The Competition and Markets Authority has opened a consultation on the proposed £2 billion acquisition of Substantial Group by nexfibre, inviting interested parties to submit comments on the potential impact of the deal on competition in the UK. The invitation to comment, which runs until 8 May 2026, marks the first step in the regulator’s review process, ahead of any formal Phase 1 investigation.
The transaction brings together major investors InfraVia Capital Partners, Liberty Global, and Telefónica through their existing joint venture nexfibre. The deal would see nexfibre acquire Substantial Group, including its wholesale network business Netomnia, creating one of the largest alternative fibre platforms in the UK.
The parties argue that the combination will strengthen competition by creating a scaled challenger to Openreach, the incumbent broadband infrastructure provider.
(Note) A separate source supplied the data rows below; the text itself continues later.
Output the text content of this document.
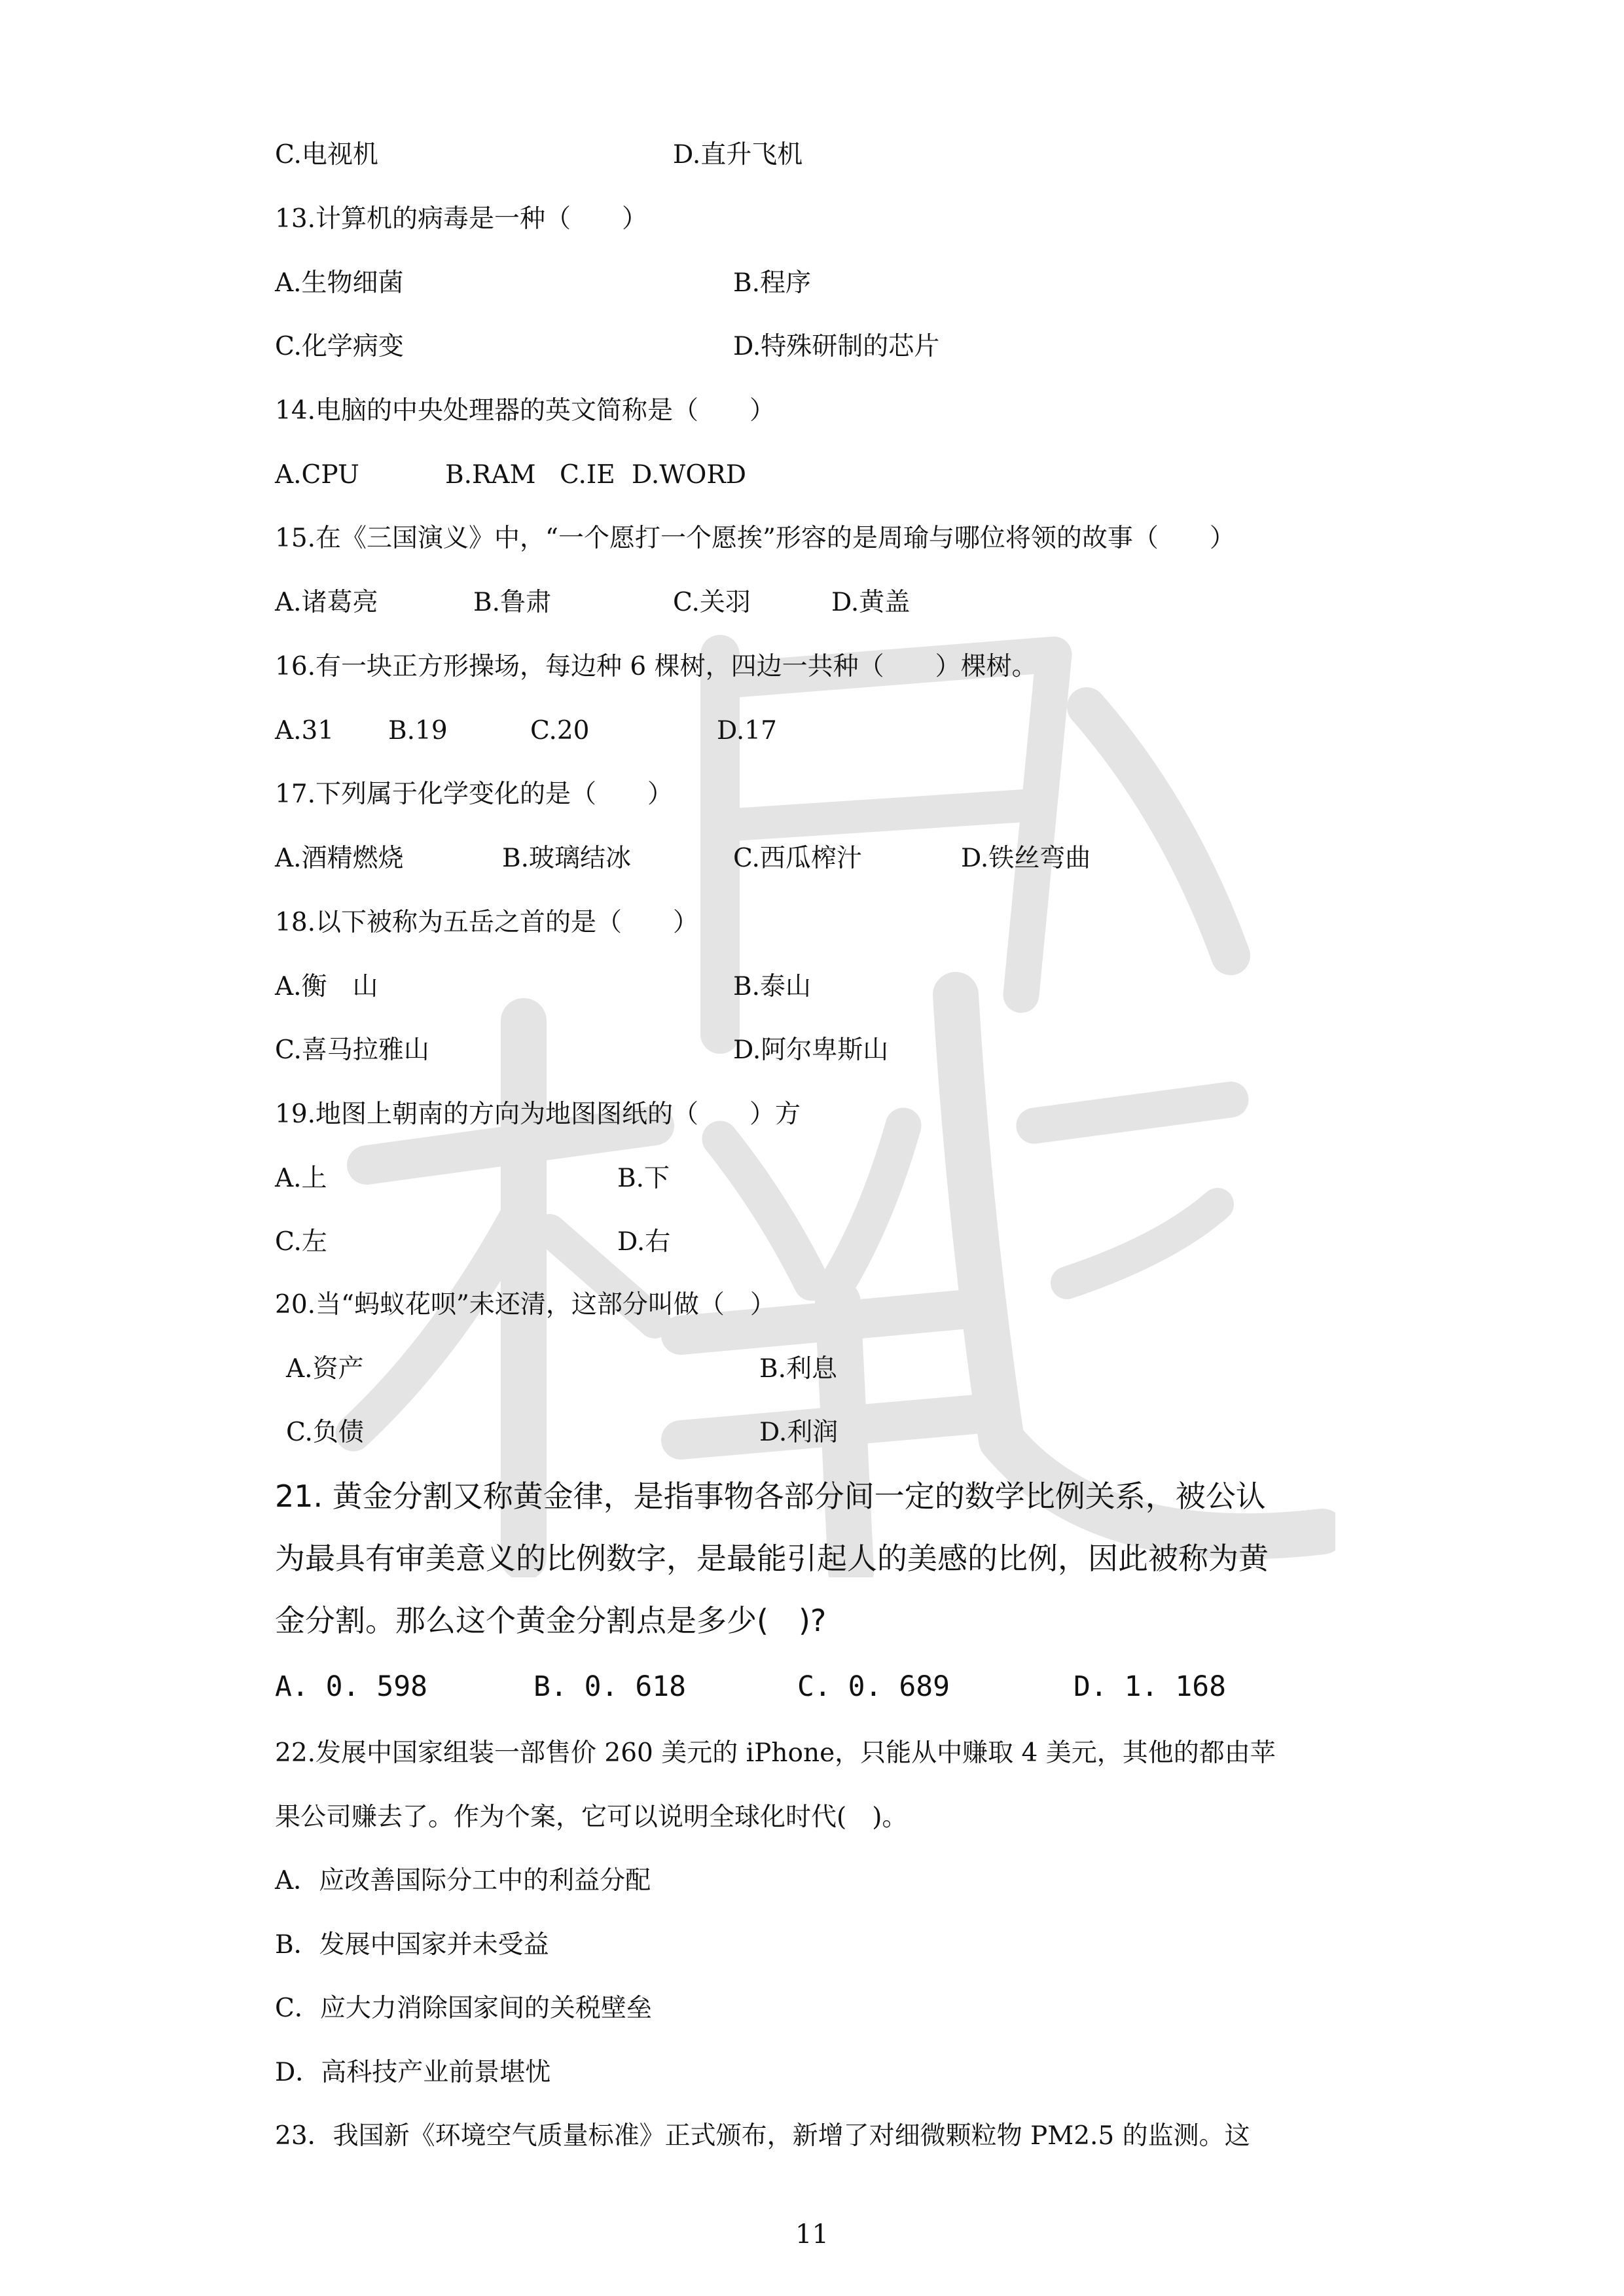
C.电视机	D.直升飞机
13.计算机的病毒是一种（　　）
A.生物细菌	B.程序
C.化学病变	D.特殊研制的芯片
14.电脑的中央处理器的英文简称是（　　）
A.CPU	B.RAM C.IE D.WORD
15.在《三国演义》中，“一个愿打一个愿挨”形容的是周瑜与哪位将领的故事（　　）
A.诸葛亮	B.鲁肃	C.关羽	D.黄盖
16.有一块正方形操场，每边种 6 棵树，四边一共种（　　）棵树。
A.31 B.19	C.20	D.17
17.下列属于化学变化的是（　　）
A.酒精燃烧	B.玻璃结冰	C.西瓜榨汁	D.铁丝弯曲
18.以下被称为五岳之首的是（　　）
A.衡　山	B.泰山
C.喜马拉雅山	D.阿尔卑斯山
19.地图上朝南的方向为地图图纸的（　　）方
A.上	B.下
C.左	D.右
20.当“蚂蚁花呗”未还清，这部分叫做（　）
A.资产	B.利息
C.负债	D.利润
21. 黄金分割又称黄金律，是指事物各部分间一定的数学比例关系，被公认
为最具有审美意义的比例数字，是最能引起人的美感的比例，因此被称为黄
金分割。那么这个黄金分割点是多少(　)?
A. 0. 598	B. 0. 618	C. 0. 689	D. 1. 168
22.发展中国家组装一部售价 260 美元的 iPhone，只能从中赚取 4 美元，其他的都由苹
果公司赚去了。作为个案，它可以说明全球化时代(　)。
A．应改善国际分工中的利益分配
B．发展中国家并未受益
C．应大力消除国家间的关税壁垒
D．高科技产业前景堪忧
23．我国新《环境空气质量标准》正式颁布，新增了对细微颗粒物 PM2.5 的监测。这
11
By integrating nexfibre’s existing footprint with Substantial Group’s network and upgrading millions of Virgin Media O2 premises to full fibre, the combined platform is expected to reach around 8 million premises by 2027. Together with Virgin Media O2’s broader network, the footprint could extend to approximately 20 million premises, significantly expanding wholesale options for internet service providers.
The deal is also positioned as a major investment signal, with the companies highlighting that it will unlock up to £3.5 billion in long-term capital expenditure in UK digital infrastructure. Additional funding commitments from the shareholders and commercial arrangements with Virgin Media O2 are intended to support network expansion and accelerate fibre rollout.
At the same time, the CMA’s early consultation indicates that regulators are closely examining consolidation in the UK fibre market, particularly as alternative network providers scale up and combine. The authority is seeking input on whether the transaction could affect competition in wholesale broadband access, infrastructure deployment, or the choices available to internet service providers and end customers.
As part of the transaction structure, nexfibre will also divest Substantial Group’s retail operations, including YouFibre and Brsk, to Virgin Media O2. This separation between wholesale infrastructure and retail services may be a relevant factor in the CMA’s assessment, particularly in relation to vertical integration and access conditions for third-party providers.
The deal is expected to complete in the third quarter of 2026, subject to regulatory approvals. The CMA’s next steps will depend on the feedback received during the consultation phase, which will help determine whether a formal investigation is required.